What did @nataliejillfit actually say?
The claim is that hormone replacement therapy was standard care through the 80s and 90s, then pulled overnight after the Women's Health Initiative (WHI) flagged breast cancer and cardiovascular risks, that those findings didn't hold up on reanalysis, and that the resulting research gap left women without good evidence for 22 to 23 years. She also notes estrogen therapy has been prescribed since 1942 and that 30 to 70 percent of perimenopausal and menopausal women received HRT during peak prescribing years.
That is a lot of ground to cover in a short clip, and some of it lands, some of it oversimplifies, and at least one part needs a significant asterisk.
Does the science back this up?
Partially, yes. The broad historical arc she describes is accurate enough. HRT prescribing did drop sharply after the WHI published in 2002. Rossouw et al. (2002, JAMA) reported increased risks of breast cancer, coronary heart disease, stroke, and pulmonary embolism in women taking combined estrogen-progestin. Prescriptions fell by roughly 50 percent within two years in the United States.
The reanalysis argument has real merit. Subsequent work, including the landmark "timing hypothesis" research by Manson et al. (2013, JAMA Internal Medicine) and Hodis et al. (2016, NEJM), showed that women who started HRT close to menopause onset did not carry the same cardiovascular risks as the older, predominantly post-menopausal women in the original WHI cohort. The WHI population had a mean age of 63, which is not representative of women typically prescribed HRT today.
The 30 to 70 percent prescribing estimate is plausible but wide enough to be almost unfalsifiable. Country-specific data from the UK and US does support high prescribing rates in the early 1990s, though the top end of 70 percent is hard to pin to a single source.
What did they get wrong (or right)?
The phrase "none of which followed through on the data" is where things get sloppy. The original WHI findings were not simply fabricated or later fully disproven. The combined estrogen-progestin arm did show a statistically significant increase in invasive breast cancer (hazard ratio 1.26, Rossouw et al., 2002, JAMA). That signal has not disappeared. What subsequent research clarified is that risk varies substantially by hormone type, formulation, timing of initiation, and patient age. Estrogen-only therapy in women who had hysterectomies actually showed a reduced breast cancer risk in longer follow-up (Anderson et al., 2012, Lancet Oncology).
So the correct statement is not that the original risks were wrong, it is that the original study was applied too broadly to a population it did not represent. That is a meaningful distinction she glosses over.
The 1942 FDA approval of Premarin is accurate. And her point about a research gap in women's midlife health is well supported. The NAMS 2022 position statement explicitly acknowledges that evidence gaps remain, particularly for longer-term HRT use and for specific subpopulations.

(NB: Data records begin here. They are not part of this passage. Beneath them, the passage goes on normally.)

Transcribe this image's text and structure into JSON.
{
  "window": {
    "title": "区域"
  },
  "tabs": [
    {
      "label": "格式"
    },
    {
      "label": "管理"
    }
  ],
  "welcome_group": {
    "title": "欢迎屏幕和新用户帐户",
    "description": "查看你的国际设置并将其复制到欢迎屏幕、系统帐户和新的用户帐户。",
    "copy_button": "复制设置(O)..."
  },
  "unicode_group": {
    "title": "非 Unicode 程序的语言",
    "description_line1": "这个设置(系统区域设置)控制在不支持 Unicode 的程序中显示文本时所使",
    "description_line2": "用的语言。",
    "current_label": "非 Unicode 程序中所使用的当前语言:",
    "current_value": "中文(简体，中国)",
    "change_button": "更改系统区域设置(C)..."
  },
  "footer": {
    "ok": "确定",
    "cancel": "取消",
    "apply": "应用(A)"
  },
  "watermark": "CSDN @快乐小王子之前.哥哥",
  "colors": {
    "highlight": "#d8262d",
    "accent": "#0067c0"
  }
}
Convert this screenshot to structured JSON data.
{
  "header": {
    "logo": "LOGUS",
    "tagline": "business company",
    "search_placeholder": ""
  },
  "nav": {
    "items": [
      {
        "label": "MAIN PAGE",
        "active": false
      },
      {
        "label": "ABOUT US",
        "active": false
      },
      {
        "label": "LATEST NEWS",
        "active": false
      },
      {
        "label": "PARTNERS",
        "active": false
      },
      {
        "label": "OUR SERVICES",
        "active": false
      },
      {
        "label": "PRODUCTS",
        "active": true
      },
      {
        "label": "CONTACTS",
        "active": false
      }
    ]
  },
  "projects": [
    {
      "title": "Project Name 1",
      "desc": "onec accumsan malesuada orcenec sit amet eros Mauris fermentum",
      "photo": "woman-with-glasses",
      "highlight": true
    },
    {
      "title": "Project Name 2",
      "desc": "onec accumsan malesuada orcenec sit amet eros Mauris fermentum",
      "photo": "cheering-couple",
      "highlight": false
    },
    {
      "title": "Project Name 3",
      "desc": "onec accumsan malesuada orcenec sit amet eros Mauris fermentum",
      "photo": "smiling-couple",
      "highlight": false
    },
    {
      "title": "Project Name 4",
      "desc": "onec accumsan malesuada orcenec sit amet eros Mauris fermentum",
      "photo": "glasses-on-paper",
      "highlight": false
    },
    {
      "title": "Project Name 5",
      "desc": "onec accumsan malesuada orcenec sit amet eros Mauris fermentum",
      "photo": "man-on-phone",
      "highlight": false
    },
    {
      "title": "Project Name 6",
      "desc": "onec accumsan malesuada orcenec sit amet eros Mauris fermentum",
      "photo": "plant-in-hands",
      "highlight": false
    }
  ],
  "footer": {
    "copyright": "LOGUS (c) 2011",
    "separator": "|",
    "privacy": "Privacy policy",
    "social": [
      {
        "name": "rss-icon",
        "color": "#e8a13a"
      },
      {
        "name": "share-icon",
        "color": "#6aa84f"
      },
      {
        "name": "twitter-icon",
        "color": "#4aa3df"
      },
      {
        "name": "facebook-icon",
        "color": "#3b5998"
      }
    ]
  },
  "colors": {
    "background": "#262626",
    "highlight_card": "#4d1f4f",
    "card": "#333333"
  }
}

What should you actually know?
The story of HRT and the WHI is genuinely one of the more consequential overcorrections in modern medicine. Real women were taken off therapy that was helping them based on findings that were later shown to apply poorly to younger, recently menopausal patients. The North American Menopause Society, the British Menopause Society, and the Endocrine Society have all updated guidelines since 2015 to reflect that for healthy women under 60 or within 10 years of menopause onset, the benefit-risk profile for HRT is generally favorable for symptom management.
But the nuance matters. Breast cancer risk with combined estrogen-progestin HRT is a real, if modest, concern that has not been fully erased by reanalysis. Women with specific risk profiles, including BRCA mutations, prior hormone-sensitive cancers, or certain cardiovascular histories, need individualized assessment. A blanket "it was all wrong" framing does not serve those patients well.
The research gap argument is legitimate. A 2020 analysis in Menopause (Kaunitz and Manson) documented that funding for women's midlife health research lagged significantly after 2002, and that clinical training in menopause medicine became sparse. She is right that the ripple effects are still being felt.